Global demand for natural gas is set to rebound strongly in 2021 and will continue on such trajectory, International Energy Agency (IEA) warns.
Stressing on the urgency of this condition, the new report indicates that this will likely be the case if governments do not implement strong policies to move the world onto a path towards net-zero emissions by mid-century.
The report notes that global gas demand will rise by 3.6 per cent before easing to an average growth rate of 1.7 per cent over the next three years, reaching 7 per cent by 2024 above 2019 pre-Covid levels.
The growth in demand of natural gas in 2021 reflects sustained economic recovery from the COVID-19 crisis. That said, in the next couple of years, it’s likely to be driven in equal proportions by economic activity and the replacement of gas with more polluting fuels such as coal and oil. These other fuels will be dominant in sectors such as electricity generation, industry and transport.

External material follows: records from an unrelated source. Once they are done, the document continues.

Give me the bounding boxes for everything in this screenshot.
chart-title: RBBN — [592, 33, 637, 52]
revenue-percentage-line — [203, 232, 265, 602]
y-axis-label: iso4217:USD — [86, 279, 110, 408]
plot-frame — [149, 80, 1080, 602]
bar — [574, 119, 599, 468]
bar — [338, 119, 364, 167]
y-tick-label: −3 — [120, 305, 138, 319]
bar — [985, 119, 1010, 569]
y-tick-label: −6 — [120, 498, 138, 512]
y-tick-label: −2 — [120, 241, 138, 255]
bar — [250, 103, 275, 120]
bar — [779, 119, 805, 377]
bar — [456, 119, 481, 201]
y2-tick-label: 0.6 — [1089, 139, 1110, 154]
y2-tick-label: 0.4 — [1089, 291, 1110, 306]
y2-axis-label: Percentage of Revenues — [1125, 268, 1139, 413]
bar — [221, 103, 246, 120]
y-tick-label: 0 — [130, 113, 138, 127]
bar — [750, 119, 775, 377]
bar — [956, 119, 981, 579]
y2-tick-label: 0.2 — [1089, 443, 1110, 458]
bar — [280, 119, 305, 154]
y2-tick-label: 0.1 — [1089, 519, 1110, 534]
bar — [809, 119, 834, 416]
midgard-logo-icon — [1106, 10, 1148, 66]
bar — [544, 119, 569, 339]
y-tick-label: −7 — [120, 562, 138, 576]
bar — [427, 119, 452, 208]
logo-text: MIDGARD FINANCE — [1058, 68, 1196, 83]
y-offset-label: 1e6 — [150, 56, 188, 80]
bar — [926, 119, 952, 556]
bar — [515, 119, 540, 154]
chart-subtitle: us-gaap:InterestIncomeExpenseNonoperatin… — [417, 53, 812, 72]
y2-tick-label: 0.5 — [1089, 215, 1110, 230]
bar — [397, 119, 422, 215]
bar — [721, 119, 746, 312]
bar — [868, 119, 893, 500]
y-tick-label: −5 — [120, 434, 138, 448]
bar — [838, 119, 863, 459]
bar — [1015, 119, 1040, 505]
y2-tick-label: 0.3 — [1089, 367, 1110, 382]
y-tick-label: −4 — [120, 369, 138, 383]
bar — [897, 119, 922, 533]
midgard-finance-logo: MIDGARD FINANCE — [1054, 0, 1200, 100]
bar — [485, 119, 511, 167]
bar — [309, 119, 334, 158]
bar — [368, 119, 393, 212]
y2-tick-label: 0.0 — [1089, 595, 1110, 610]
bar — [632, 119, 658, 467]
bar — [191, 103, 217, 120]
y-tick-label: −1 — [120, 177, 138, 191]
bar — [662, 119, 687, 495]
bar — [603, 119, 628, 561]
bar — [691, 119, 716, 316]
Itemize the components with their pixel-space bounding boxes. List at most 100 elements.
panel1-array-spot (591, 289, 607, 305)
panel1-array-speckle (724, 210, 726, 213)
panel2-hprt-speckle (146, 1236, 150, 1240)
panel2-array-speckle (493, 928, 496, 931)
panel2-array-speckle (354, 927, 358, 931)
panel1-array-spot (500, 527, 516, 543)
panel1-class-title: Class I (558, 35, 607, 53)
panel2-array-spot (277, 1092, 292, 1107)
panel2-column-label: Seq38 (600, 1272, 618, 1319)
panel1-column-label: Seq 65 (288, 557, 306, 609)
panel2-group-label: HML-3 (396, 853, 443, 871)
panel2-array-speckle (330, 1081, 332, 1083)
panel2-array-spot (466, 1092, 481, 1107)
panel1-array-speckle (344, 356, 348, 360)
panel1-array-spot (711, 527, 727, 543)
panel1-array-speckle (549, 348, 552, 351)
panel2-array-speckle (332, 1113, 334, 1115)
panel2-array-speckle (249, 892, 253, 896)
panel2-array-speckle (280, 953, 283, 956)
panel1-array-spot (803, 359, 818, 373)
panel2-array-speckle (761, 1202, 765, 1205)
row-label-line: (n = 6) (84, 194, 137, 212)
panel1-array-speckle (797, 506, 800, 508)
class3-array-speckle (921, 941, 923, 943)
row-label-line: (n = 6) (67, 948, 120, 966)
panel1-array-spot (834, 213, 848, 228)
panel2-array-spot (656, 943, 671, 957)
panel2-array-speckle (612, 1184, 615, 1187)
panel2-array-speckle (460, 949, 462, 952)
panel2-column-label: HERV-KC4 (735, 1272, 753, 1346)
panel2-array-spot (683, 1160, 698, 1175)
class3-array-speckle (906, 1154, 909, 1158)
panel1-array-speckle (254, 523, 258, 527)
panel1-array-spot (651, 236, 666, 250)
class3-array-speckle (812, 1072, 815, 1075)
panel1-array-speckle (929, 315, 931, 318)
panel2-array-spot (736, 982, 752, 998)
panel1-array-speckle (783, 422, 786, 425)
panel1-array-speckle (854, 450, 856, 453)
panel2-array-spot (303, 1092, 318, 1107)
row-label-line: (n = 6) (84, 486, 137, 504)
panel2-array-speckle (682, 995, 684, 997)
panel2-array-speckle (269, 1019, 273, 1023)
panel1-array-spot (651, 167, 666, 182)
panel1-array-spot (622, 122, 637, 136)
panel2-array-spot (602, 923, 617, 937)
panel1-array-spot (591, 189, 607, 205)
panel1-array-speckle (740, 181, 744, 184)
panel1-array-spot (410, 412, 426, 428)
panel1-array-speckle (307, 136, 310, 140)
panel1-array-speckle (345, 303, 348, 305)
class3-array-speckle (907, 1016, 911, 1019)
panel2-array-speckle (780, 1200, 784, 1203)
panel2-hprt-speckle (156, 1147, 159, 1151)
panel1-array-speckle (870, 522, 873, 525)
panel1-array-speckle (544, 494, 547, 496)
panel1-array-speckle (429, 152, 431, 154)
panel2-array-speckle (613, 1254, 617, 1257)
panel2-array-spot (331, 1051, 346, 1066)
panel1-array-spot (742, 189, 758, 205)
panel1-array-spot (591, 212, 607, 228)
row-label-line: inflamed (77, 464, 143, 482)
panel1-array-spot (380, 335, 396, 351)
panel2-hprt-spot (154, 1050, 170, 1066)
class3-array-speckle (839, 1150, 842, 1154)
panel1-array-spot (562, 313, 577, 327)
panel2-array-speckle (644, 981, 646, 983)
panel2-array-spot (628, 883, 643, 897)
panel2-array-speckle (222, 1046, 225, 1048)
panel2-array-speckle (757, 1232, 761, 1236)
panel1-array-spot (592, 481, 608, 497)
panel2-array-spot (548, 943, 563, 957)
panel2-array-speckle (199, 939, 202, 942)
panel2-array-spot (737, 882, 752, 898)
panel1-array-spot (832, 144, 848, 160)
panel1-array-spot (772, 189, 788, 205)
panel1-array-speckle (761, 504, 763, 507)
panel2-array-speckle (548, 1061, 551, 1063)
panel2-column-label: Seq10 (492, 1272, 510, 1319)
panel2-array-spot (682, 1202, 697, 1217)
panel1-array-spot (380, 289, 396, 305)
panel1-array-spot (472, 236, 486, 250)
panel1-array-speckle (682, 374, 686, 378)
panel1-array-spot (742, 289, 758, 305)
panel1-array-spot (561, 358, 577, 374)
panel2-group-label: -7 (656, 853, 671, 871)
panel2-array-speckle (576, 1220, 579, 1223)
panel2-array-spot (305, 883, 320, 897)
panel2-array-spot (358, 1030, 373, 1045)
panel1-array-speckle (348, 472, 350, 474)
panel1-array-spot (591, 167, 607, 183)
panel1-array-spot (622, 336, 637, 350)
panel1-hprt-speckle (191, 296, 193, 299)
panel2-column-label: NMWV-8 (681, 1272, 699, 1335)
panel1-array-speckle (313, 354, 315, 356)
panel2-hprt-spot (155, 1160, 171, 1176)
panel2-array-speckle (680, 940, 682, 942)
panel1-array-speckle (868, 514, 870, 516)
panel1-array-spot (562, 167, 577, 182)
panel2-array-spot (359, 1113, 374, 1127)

Based on the report, the industrial sector plays a pivotal role in medium-term gas demand growth, accounting for about 40 per cent of the total increase between 2020 and 2024.
Moreover, the region forecast to have the highest of gas demand between 2020 and 2024 is the Asia Pacific region driven by China and India as well as emerging markets in South and South-East Asia.
Getting on track of zero-emissions
Therefore the report recommends the need for new measures to accelerate further the need for fuel substitution and efficiency gains. By this, the world can get on track for net-zero emissions by 2050, the report highlights. According to the report, this is especially the case in more mature markets, where much of the potential for choosing coal or oil above gas has already been realized.
“The rebound in gas demand shows that the global economy is recovering from the shock of the pandemic and that gas is continuing to replace more emissions-intensive fuels,” said Keisuke Sadamori, the IEA’s Director of Energy Markets and Security.
“But stronger policies need to be implemented to put global gas demand on a path in line with reaching net-zero emissions by 2050 while still fostering economic prosperity. These include measures to ensure gas is used more efficiently. At the same time, the gas industry needs to significantly step up efforts to shift to cleaner and low-carbon gases– and to act quickly and effectively to address needless methane emissions.”
Keisuke Sadamori, the IEA’s Director of Energy Markets and Security.
Accordingly, the report examines how the gas industry can reduce its quantum of emissions and align with net-zero emissions objectives.
Key areas for action include continuing to reduce the intensity of the industry’s greenhouse gas emissions all along the value chain, supporting the development of low-carbon gases, and developing carbon management solutions to minimize emissions from combustion.
Particularly, reducing methane emissions is an efficient way in terms of both time and cost of narrowing the industry’s emission capacities. Based on IEA’s Methane Tracker shows, there is as much as 40 per cent of current methane emissions that could be avoided at no net cost.